On Thursday, Hines is expected to discuss guidelines primarily for summer conditioning, which is voluntary to schools and student-athletes. Those workouts can be had in all sports, not just football.

Hines is not expected to address the start of fall practices, which are scheduled for July 27 in football and Aug. 1 in volleyball, softball, cross country and cheerleading. Those dates, if they hold, would be the first times that sports teams are allowed to have mandatory practices.

“We’ve got a long ways to go,” Hines said. “We’re about three months from our first games. As I’ve always said, I’m prayerful, and I’m hopeful, that we’ll be able to have a regular season, but none of that is guaranteed or promised to us right now.”

Hines has emphasized that any return to sports will be slow and measured, meaning initially no scrimmages or other workouts that entail close contact.

“We’re not going to one day say, ‘June 1, all right, coaches, have at it,’ and let them bring in 100 kids in one large group,” Hines told AJC.com last week. “We want to provide guidelines. It’s going to be more restrictive.’’

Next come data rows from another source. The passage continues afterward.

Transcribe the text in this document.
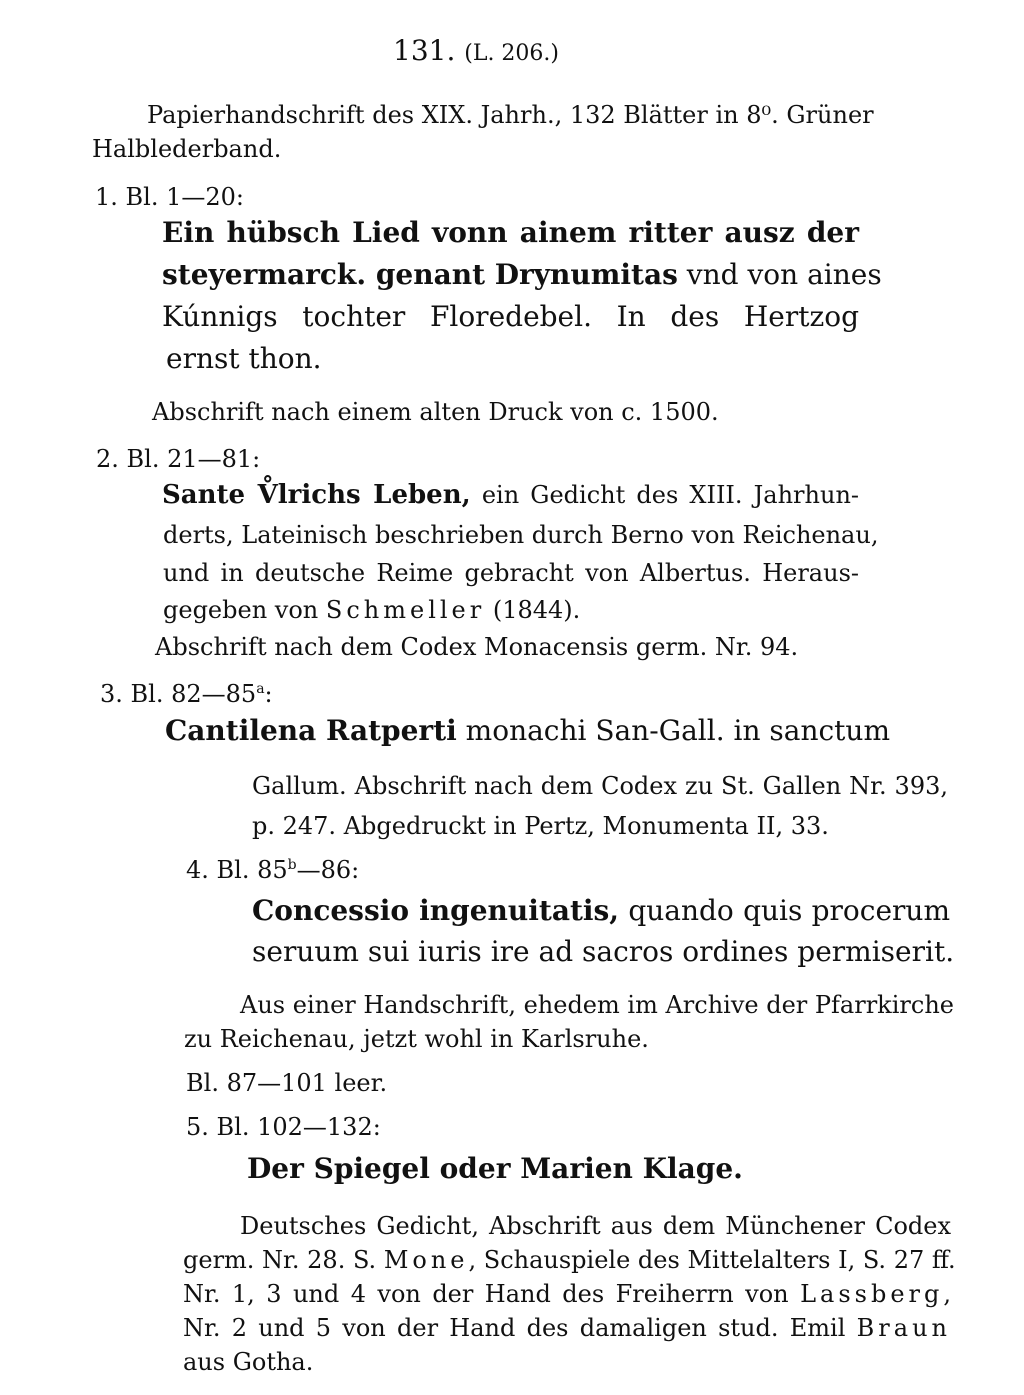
131. (L. 206.)
Papierhandschrift des XIX. Jahrh., 132 Blätter in 8⁰. Grüner
Halblederband.
1. Bl. 1—20:
Ein hübsch Lied vonn ainem ritter ausz der
steyermarck. genant Drynumitas vnd von aines
Kúnnigs tochter Floredebel. In des Hertzog
ernst thon.
Abschrift nach einem alten Druck von c. 1500.
2. Bl. 21—81:
Sante V̊lrichs Leben, ein Gedicht des XIII. Jahrhun-
derts, Lateinisch beschrieben durch Berno von Reichenau,
und in deutsche Reime gebracht von Albertus. Heraus-
gegeben von Schmeller (1844).
Abschrift nach dem Codex Monacensis germ. Nr. 94.
3. Bl. 82—85$^a$:
Cantilena Ratperti monachi San-Gall. in sanctum
Gallum. Abschrift nach dem Codex zu St. Gallen Nr. 393,
p. 247. Abgedruckt in Pertz, Monumenta II, 33.
4. Bl. 85$^b$—86:
Concessio ingenuitatis, quando quis procerum
seruum sui iuris ire ad sacros ordines permiserit.
Aus einer Handschrift, ehedem im Archive der Pfarrkirche
zu Reichenau, jetzt wohl in Karlsruhe.
Bl. 87—101 leer.
5. Bl. 102—132:
Der Spiegel oder Marien Klage.
Deutsches Gedicht, Abschrift aus dem Münchener Codex
germ. Nr. 28. S. Mone, Schauspiele des Mittelalters I, S. 27 ff.
Nr. 1, 3 und 4 von der Hand des Freiherrn von Lassberg,
Nr. 2 und 5 von der Hand des damaligen stud. Emil Braun
aus Gotha.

If Georgia moves toward resuming high school sports, it would not be the first state to do so.

On Wednesday, Iowa Gov. Kim Reynolds announced that practices could begin June 1 for baseball and softball, which are summer sports in that state. Their games can begin June 15. Indiana on May 8 was the first state to announce it was re-opening sports, albeit not until July 1.

South Carolina sports teams can begin workouts June 1, according to MaxPreps, which reported a state-by-state update Wednesday. Arkansas is moving toward a June 1 start, though it's unofficial, MaxPreps said. Alabama and Louisiana appear to be aiming for a June 8 start. Other Southern states remain more uncertain.

“We’re ready to move forward,” Hines said in Wednesday’s podcast. “I know that our coaches are. I know that our players are. I get emails every day from parents who are ready to see this happen, and I’m ready, too, but we’ve got to do it the right way.”